While this review might give the impression that the book focuses more on the Confederate perspective, the study does provide equal attention to both sides. In addition to detailing the actions of Union division, brigade, and regimental officers that together served to produce the lopsided victory at Ezra Church, the book emphasizes the high degree of flexibility found within the command structure of the Army of the Tennessee. The book's account of the battle keenly notes numerous important moments when officers were instantly and unselfishly willing to coordinate with, and temporarily serve under, officers outside their own direct chain of command. This uncommon trait bore the greatest fruit during the mid-afternoon phase of the battle, when fresh regiments from the other two army corps were quickly and seamlessly inserted into the Fifteenth Corps defense line at a critical moment.
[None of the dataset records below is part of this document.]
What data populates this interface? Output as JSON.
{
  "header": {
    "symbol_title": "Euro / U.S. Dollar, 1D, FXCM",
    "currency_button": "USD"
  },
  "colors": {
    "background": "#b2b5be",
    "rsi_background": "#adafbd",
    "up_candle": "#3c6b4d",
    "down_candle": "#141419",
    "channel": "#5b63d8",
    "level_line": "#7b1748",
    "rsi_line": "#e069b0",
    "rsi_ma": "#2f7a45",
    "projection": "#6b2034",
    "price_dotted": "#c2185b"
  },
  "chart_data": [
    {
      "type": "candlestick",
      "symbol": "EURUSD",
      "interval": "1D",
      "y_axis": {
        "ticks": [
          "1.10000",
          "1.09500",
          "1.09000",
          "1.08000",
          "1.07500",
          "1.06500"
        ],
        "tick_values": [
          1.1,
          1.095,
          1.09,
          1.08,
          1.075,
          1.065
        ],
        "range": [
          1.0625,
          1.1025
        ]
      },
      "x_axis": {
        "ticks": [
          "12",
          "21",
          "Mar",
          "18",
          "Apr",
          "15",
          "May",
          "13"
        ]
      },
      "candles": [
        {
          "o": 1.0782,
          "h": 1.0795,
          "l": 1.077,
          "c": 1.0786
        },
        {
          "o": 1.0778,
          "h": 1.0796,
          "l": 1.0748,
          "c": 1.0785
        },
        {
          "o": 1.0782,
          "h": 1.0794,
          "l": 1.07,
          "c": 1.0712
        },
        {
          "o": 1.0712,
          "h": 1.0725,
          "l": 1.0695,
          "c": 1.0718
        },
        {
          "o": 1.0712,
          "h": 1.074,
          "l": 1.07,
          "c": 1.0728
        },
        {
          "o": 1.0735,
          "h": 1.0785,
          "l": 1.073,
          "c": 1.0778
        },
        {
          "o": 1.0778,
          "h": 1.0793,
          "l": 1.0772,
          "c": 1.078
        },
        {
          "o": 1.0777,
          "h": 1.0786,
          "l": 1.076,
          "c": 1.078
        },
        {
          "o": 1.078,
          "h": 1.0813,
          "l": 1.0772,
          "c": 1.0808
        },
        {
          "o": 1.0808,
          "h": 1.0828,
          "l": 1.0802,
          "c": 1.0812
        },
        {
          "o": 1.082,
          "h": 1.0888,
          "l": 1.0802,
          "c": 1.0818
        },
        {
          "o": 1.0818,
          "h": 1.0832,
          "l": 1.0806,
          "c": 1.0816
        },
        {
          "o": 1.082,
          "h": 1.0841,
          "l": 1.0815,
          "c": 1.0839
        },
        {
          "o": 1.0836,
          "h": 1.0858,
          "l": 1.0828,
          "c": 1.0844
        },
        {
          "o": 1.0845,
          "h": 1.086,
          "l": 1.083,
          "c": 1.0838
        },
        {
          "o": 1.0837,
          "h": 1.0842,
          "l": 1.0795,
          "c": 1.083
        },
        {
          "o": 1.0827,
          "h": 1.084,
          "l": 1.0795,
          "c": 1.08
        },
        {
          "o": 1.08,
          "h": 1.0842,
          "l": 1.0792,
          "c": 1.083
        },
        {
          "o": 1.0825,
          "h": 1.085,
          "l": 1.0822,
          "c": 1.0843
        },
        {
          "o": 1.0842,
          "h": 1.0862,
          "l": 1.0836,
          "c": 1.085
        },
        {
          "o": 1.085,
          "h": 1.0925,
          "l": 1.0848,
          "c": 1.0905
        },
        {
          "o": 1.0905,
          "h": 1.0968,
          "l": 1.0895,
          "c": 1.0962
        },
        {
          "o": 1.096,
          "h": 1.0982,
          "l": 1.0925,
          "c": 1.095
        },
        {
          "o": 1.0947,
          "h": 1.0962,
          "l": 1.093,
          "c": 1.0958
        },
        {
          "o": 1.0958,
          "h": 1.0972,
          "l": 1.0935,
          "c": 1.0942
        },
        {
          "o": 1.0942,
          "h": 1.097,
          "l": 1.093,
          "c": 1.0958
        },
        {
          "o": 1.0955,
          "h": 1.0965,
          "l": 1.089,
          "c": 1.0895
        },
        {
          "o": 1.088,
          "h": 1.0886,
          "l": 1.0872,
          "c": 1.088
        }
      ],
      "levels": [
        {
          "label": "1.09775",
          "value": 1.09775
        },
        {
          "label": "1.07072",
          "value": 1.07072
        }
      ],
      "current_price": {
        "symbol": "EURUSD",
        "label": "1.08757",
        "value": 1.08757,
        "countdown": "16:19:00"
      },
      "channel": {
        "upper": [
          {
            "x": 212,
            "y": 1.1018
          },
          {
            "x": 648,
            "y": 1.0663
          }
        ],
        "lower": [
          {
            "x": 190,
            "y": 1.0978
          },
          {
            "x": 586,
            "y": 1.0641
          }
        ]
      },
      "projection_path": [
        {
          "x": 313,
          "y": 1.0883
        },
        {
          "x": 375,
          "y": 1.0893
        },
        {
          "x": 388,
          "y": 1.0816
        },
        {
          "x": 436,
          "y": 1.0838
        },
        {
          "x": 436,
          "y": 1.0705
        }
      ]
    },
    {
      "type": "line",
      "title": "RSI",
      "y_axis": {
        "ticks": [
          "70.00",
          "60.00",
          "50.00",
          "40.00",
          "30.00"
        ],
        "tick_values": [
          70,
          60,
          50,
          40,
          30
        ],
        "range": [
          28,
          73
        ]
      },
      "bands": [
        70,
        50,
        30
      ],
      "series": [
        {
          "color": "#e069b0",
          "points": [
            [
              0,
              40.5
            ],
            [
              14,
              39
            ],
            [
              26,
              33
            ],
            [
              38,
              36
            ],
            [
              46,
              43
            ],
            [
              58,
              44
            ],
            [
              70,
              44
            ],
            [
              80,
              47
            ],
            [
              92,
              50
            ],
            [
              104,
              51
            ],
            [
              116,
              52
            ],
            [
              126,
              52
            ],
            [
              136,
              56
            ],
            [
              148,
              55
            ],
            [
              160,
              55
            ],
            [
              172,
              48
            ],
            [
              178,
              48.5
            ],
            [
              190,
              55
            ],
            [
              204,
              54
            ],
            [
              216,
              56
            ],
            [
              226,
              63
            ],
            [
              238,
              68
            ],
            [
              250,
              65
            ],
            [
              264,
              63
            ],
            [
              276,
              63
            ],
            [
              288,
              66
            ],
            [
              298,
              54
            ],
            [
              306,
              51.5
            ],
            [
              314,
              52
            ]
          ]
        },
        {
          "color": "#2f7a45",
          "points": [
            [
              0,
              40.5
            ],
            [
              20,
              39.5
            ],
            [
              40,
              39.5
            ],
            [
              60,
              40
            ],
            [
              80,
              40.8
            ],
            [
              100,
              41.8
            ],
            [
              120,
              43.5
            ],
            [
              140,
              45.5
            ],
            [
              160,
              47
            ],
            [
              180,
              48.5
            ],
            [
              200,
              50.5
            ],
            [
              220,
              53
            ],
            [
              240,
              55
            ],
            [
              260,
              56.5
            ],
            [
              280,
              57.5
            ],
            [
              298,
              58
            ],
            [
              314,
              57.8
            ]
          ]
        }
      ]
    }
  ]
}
The appendix section of the book has three parts. The first consists of orders of battle, the second discusses the evolution of how Hood (through official reports and his memoir) sought to present the battle to posterity, and the last looks at the physical transformation of the battlefield between war's end and the present.
Slaughter at the Chapel is another clear winner from Gary Ecelbarger, demonstrating yet again why he is considered one of today's finest authors of Civil War battle history. With the publication of two admirable Ezra Church studies in as many years, a significant gap in the military historiography of the Atlanta Campaign has finally been satisfactorily bridged.
* - Below is a brief outline of some of the key differences (at least as I see them) between Gary Ecelbarger's Slaughter at the Chapel and Earl Hess's The Battle of Ezra Church and the Struggle for Atlanta (UNC Press, 2015). While giving the more highly effective Union command and control its just due, Hess credits Union terrain advantages (especially the ravines that effectively divided the battlefield) and superior fire discipline within the Army of the Tennessee for being instrumental to victory. Ecelbarger is much less convinced. He is also not persuaded by Hess's belief that a major component of Union success was their domination of the skirmish line (an argument that I found intriguing but too underdeveloped in Hess's book to properly assess). Far more sympathetic to Hood's command performance and giving more tactical credit to Howard than Ecelbarger does, Hess also believes that S.D. Lee should shoulder more of the responsibility for the battle's outcome, his own analysis determining that Lee operated too far beyond the acceptable bounds of Hood's orders. Just in terms of scope of content, Hess's study is the more expansive of the pair for the time periods before and after the battle. Slaughter at the Chapel's map set is much the superior of the two. Both tactical accounts of the fighting are top notch, and both convincingly mark the battle as the point when the Confederates lost the capacity to launch further offensives of a scale significant enough to seriously hinder Sherman's advance.